Petrolspor, ligin bitimine dört hafta kala prestij maçlarına çıkmaya devam ediyor.
Hafta sonu play-of şansı bulunan Çatalcaspor karşısında golsüz beraberlikle bunu iyice pekiştirdi.
“Prestij” lafını sevmem ama son yıllarda Petrolspor ile özdeşleşen bir kelime oldu.
Sezonun bitimine doğru orta sıralarda kendine yer bulunca, başka da tabir gelmiyor insanın aklına.
En son yazdığım yazıda “umutlarımız devam ediyor, Petrolspor durdurulamıyor” demiştim ama nazara gelir gibi hevesimiz kursağımızda kaldı.
Geçen hafta içi oynanan Yeşil Bursaspor karşılaşmasında alınan kötü yenilgi sonrasında her şeyin bittiğini anladık.
O maç öyle ya da böyle kazanılmalıydı ve tüm heyecan kendi sahamızda oynadığımız Çatalcaspor maçına taşınmalıydı.
Olmayınca olmuyor derim ya hep olmadı işte.
Ona rağmen takım sahaya çıktı ve elinden geleni yaptı.

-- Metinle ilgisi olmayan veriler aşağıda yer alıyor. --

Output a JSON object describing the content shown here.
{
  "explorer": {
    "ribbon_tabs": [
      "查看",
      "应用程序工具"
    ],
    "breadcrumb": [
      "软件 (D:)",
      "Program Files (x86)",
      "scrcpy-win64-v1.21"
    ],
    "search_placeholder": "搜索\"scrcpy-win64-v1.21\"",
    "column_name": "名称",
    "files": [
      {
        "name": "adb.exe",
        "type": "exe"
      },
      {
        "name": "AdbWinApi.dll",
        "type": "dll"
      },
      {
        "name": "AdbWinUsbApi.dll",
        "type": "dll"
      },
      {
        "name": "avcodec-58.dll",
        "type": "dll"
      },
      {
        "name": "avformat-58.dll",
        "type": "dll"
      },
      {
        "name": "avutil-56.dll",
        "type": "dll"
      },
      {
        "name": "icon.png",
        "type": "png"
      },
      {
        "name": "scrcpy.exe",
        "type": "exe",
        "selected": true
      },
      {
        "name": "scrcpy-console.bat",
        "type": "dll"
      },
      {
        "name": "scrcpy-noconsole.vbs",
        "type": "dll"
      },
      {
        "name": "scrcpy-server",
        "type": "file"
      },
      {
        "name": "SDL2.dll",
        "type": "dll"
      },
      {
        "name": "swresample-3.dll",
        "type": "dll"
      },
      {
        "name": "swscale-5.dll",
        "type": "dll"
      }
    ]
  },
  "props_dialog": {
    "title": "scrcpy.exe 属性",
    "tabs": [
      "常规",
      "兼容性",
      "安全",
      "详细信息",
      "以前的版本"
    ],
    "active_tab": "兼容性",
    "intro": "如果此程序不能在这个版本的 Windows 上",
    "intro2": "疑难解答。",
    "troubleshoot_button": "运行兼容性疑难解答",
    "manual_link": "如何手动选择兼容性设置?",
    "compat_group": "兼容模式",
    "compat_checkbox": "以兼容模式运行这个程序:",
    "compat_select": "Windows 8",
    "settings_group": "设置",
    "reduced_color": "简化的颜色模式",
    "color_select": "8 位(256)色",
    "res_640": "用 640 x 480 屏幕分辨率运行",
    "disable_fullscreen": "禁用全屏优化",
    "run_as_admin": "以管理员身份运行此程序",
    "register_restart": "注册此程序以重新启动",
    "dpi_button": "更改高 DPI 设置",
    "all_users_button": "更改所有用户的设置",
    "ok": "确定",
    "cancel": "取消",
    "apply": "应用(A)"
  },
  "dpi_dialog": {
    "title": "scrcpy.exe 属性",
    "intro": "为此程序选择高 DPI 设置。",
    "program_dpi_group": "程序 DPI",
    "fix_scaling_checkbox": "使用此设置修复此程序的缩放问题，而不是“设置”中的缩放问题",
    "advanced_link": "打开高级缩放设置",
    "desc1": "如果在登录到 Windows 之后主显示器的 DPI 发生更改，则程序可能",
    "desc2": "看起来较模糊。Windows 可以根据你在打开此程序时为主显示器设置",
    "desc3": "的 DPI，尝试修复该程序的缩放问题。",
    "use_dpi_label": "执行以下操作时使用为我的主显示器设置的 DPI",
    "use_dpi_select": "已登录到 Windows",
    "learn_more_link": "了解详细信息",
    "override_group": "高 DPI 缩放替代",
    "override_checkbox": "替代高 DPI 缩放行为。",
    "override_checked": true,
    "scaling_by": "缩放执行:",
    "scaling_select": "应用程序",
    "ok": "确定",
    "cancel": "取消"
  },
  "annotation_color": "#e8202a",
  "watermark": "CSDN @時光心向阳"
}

Sanırsınız prestij maçı değil de umutların devam ettiği karşılaşma.
Son dört haftadır göze hoş gelen futbolunu tabi ki Bursa deplasmanı hariç yine sahaya yansıtıyorlardı.
Koşan, mücadele eden ve rakip alanda baskılı futbol oynayan bir Petrolspor vardı.
Tek sorun, Batman deplasmanına 1 puan için gelen Çatalcaspor’du.
Play-Of şansı bulunan ve mutlak puan kaybı yaşamak istemeyen rakibimiz karşılaşma boyunca kapalı futbolu tercih etti.
Hal böyleyken kalabalık savunmayı geçmekte zor oldu temsilcimiz için.
Kanatlardan Ramazan Özkabak ve Mustafa Aydoğdu’nun etkili olduğu anlarda meşin yuvarlak ve pozisyonlar bu savunma hengamesinin içinde kaybolup gidiyordu.
Uzun toplarla hücum hattında Serhan’ı beslemek istedik ama o da olmadı.
Kah Serhan ağır kaldı, kah topların çoğu kalecide kaldı.
Orta alan da Halil Aşut rakibi çıkartmamak adına elinden gelenin fazlasını yapması gözümden kaçmadı.
Savunmaya pek iş düşmese de hatasız oynadılar diyebilirim.
Sistem ve mücadelede sıkıntı yok doğru ama ileri de hücum hattında diğer haftalara göre üretken değildik.
Teknik heyetin işine karışılmaz ama mesela son haftalardaki 11’de Serhat Özyılmaz hep varken, ne oldu da onu yedek gördük merak ediyorum.
Yeşil Bursa maçı baz alınıyorsa o maçta takım olarak kötüydük.
Yok taktiksel bir düşünce var ise onu bilemem ama hızı ve etkili oyunu takıma yarar sağladığı apaçık ortada. Nitekim basın mensubu arkadaşlarla bunu konuşurken ve tribünlerden “Serhat niye oynamıyor” uğultusu yükselirken 70.dakikada oyuna dahil edildi.
Maçın kalan bölümlerinde o da kalabalık Çatalcaspor hattında etkili olamadı ama hücuma en azından hareketlilik kazandırdı.
İsteyen,arzulayan ve mücadele eden Petrolspor, direnen ve savunma yapan Çatalcaspor olunca, sonuç normal olarak golsüz beraberlik oldu.
Olaysız, fair play çerçevesinde sonlanan karşılaşma sonrasında takımımız için artık sezonun bitimini beklemekten başka bir yol görünmüyor.
Kalan son 4 maçın 3’nü deplasmanda geçirecek
Petrolspor’umuzun çok az ihtimal de olsa düşme potasına yaklaşmamasını ve kalan maçlarını kazanarak iyi bir yerde bitirmesini umut ediyorum.
Bu düşünce içindeyken de gelecek sezonun da hazırlıklarına bir an önce başlanılması gerektiğini düşünüyorum.
Takımda kaliteli isimler tutulmalı ve ihtiyacı bulunan bölgelere faydalı transferler yapılması için gerekli planlanmanın hemen başlanılması gerekir.
Ayrıca, “takım başarısız bu yüzden maçlara gitmiyoruz” algısı şehrin üzerinden atılmalı ve gelecek sezon yeni stadı dolduracak bir kitlenin oluşturulması için de çalışmalar yapılmalı. Boşa giden yılları telafi edecek kaliteli bir takım ve sonucunda hasretini duyduğumuz üst ligler için kolları yeniden daha fazla sıvamanın zamanıdır.